Et pour les observateurs du secteur, ce rapprochement « hiérarchique » entre l’Asie (10,9 milliards d’euros de CA pour 2020) et l’Afrique (environ 1 milliard d’euros) est cohérent puisque les enjeux sont similaires. Ce d’autant que dans le cadre de son plan stratégique « Driving Progress » les objectifs principaux sont la recherche de croissance dans certains créneaux spécifiques (santé, prévoyance, souscription avec Axa XL…) et l’accroissement des « flux de trésorerie avec notamment de nouvelles mesures d’optimisation des portefeuilles vie ».

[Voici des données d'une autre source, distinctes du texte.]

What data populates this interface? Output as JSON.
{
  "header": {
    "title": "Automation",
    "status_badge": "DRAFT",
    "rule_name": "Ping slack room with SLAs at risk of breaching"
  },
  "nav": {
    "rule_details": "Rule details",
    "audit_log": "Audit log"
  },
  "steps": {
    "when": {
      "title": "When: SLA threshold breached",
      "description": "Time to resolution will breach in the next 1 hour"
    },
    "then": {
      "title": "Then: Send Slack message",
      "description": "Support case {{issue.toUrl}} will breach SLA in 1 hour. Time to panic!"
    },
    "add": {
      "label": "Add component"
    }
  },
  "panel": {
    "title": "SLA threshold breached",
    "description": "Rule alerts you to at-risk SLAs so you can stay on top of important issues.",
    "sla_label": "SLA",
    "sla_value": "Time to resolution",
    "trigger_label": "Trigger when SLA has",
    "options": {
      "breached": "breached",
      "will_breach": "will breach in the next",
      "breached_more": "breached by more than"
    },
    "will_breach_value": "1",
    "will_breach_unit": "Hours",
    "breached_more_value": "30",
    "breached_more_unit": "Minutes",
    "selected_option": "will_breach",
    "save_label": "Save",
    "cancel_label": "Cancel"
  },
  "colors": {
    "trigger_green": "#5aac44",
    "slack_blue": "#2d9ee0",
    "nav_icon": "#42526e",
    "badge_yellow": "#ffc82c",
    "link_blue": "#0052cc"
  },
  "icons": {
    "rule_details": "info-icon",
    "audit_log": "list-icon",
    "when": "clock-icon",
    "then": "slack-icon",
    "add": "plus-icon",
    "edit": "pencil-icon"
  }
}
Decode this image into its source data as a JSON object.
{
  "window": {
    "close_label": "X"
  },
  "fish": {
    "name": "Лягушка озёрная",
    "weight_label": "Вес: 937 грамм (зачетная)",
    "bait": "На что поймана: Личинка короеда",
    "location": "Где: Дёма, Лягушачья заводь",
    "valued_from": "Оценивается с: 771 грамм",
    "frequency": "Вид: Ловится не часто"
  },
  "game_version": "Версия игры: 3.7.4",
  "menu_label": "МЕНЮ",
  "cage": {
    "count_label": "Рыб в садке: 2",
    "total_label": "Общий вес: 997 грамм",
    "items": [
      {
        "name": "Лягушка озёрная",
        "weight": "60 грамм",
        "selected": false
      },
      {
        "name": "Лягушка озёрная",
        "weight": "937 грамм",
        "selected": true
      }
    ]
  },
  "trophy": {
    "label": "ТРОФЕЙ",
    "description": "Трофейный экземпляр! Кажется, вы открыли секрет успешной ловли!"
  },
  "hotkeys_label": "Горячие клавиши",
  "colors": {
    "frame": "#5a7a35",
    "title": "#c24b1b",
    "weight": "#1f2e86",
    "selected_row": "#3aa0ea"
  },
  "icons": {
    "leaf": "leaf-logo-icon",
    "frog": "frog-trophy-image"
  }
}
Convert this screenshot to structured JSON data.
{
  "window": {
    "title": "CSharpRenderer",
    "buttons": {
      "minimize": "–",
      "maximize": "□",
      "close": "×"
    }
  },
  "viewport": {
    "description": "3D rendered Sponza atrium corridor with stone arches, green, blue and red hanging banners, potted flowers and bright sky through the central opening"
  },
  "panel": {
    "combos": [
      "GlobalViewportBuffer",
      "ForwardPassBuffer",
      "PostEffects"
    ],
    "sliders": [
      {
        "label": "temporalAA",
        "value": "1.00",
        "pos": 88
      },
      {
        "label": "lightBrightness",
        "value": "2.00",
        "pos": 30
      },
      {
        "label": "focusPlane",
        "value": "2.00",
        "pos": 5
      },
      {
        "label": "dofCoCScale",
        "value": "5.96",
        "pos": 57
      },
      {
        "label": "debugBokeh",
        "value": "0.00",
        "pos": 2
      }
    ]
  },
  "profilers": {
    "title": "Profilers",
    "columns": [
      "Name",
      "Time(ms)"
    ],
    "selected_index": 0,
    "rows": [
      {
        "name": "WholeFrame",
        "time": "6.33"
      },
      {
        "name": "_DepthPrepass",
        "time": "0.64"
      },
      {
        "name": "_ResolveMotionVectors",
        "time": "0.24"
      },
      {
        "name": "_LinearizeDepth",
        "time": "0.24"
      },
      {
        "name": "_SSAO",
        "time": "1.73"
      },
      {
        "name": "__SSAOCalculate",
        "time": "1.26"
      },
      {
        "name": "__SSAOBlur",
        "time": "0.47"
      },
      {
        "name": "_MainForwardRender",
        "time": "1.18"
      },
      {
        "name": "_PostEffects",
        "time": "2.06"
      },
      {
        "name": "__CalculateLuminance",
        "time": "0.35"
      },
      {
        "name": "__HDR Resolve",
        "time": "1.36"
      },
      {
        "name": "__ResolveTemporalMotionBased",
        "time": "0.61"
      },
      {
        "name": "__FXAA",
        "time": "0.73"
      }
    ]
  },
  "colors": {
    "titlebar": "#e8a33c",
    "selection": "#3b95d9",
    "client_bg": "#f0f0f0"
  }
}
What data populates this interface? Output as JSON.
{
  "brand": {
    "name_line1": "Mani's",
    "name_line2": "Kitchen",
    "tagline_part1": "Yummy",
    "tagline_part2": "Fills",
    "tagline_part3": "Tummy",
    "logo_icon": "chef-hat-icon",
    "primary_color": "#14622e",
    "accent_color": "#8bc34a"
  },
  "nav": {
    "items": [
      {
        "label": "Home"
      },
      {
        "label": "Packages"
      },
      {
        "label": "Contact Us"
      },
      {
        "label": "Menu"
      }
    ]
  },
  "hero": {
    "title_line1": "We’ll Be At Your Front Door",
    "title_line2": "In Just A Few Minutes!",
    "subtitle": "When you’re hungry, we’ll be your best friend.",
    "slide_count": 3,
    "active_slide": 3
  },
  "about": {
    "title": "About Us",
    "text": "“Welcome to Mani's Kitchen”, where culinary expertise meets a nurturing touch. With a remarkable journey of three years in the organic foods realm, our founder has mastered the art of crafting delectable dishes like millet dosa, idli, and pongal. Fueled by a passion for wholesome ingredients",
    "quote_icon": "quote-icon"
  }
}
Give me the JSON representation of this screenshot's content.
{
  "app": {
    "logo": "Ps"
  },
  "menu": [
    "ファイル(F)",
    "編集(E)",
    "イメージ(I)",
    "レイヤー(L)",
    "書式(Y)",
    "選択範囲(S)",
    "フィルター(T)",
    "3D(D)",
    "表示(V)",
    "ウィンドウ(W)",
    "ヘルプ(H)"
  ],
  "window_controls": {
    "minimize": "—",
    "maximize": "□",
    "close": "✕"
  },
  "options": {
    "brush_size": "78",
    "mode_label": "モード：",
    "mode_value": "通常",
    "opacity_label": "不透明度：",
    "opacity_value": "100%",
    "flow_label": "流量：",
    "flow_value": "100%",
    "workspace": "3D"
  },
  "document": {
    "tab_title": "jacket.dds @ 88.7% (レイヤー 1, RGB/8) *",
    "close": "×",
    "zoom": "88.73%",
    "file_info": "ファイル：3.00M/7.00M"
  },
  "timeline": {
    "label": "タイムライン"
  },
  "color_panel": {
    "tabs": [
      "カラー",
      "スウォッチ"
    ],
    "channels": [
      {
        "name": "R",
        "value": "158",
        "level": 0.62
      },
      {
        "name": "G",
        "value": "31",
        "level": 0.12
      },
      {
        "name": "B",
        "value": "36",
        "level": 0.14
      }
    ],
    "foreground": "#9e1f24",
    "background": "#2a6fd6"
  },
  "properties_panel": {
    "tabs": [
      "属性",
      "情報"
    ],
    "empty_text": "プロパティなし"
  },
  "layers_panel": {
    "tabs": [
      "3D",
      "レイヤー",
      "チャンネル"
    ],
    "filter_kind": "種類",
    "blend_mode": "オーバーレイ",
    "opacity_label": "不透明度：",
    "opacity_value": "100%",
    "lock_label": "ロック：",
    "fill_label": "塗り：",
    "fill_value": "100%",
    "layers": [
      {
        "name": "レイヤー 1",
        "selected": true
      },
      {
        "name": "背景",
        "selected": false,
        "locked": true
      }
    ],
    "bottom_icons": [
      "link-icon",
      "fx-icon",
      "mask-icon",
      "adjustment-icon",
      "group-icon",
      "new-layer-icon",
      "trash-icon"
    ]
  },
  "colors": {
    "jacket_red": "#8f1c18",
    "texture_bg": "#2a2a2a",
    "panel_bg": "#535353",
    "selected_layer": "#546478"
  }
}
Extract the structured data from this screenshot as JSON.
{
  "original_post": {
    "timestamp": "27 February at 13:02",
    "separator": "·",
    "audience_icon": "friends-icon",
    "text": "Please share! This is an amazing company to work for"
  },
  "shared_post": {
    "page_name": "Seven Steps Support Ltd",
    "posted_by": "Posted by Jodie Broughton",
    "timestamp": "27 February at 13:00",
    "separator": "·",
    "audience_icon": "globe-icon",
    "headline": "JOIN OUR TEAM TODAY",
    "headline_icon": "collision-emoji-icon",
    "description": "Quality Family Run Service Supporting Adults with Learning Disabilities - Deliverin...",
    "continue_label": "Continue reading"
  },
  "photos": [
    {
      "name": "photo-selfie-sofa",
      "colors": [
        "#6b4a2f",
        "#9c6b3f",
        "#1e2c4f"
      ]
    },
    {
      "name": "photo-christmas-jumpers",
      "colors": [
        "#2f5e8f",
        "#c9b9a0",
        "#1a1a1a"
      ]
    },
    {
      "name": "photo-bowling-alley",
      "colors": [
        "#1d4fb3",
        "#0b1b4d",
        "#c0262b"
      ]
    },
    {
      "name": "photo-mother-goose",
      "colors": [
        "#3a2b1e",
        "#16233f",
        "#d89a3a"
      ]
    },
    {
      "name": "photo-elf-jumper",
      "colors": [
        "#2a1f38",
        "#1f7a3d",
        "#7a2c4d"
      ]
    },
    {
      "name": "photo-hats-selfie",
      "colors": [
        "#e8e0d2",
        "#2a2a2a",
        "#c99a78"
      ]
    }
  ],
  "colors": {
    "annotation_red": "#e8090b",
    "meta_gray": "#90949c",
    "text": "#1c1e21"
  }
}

Marier les deux entités devrait permettre d’accroître les synergies et de générer davantage de cash pour le groupe. Il faut toutefois rester vigilant en la matière, soulignent certains experts, à ce que la recherche de flux de trésorerie ne se traduise pas en désengagement progressif des filiales (africaines) non rentables ou consommatrices de fond propres.

Pour l’heure, aucun changement de fond n’est envisagé pour le continent africain et son entité Axa Africa Holding, assure-t-on au siège parisien du groupe.

  • Une carte à jouer dans la santé

Pierre angulaire de la stratégie de développement menée par Thomas Burberl – « se développer en santé et en prévoyance »– la santé est l’un des points forts d’Axa en Afrique, et le seul secteur qui a été épargné en 2020 par les baisses de revenus et d’activité causées par la crise sanitaire.

Pour comparaison, au sein d’Axa International et nouveaux marchés, les revenus de la branche dommages se sont infléchis de 12 %, tandis que ceux de la branche vie perdaient 16 %.

Présent dans huit pays, Axa s’inscrit dans le top 3 ou dans le top 5 des assureurs par pays sur ses segments prioritaires : les grands risques et la santé. Dans une interview à Jeune Afrique en novembre dernier, Benoît Claveranne expliquait que le continent était considéré par Axa comme un marché porteur, « où la croissance se compte à deux chiffres »et un véritable terreau pour l’innovation.

Axa Africa s’est en effet particulièrement illustré ces deux dernières années, par ses percées dans les domaines de l’e-santé en Égypte, au Maroc et au Nigeria, ses trois principaux marchés. Une activité en ligne avec la stratégie actuelle du groupe d’assurance.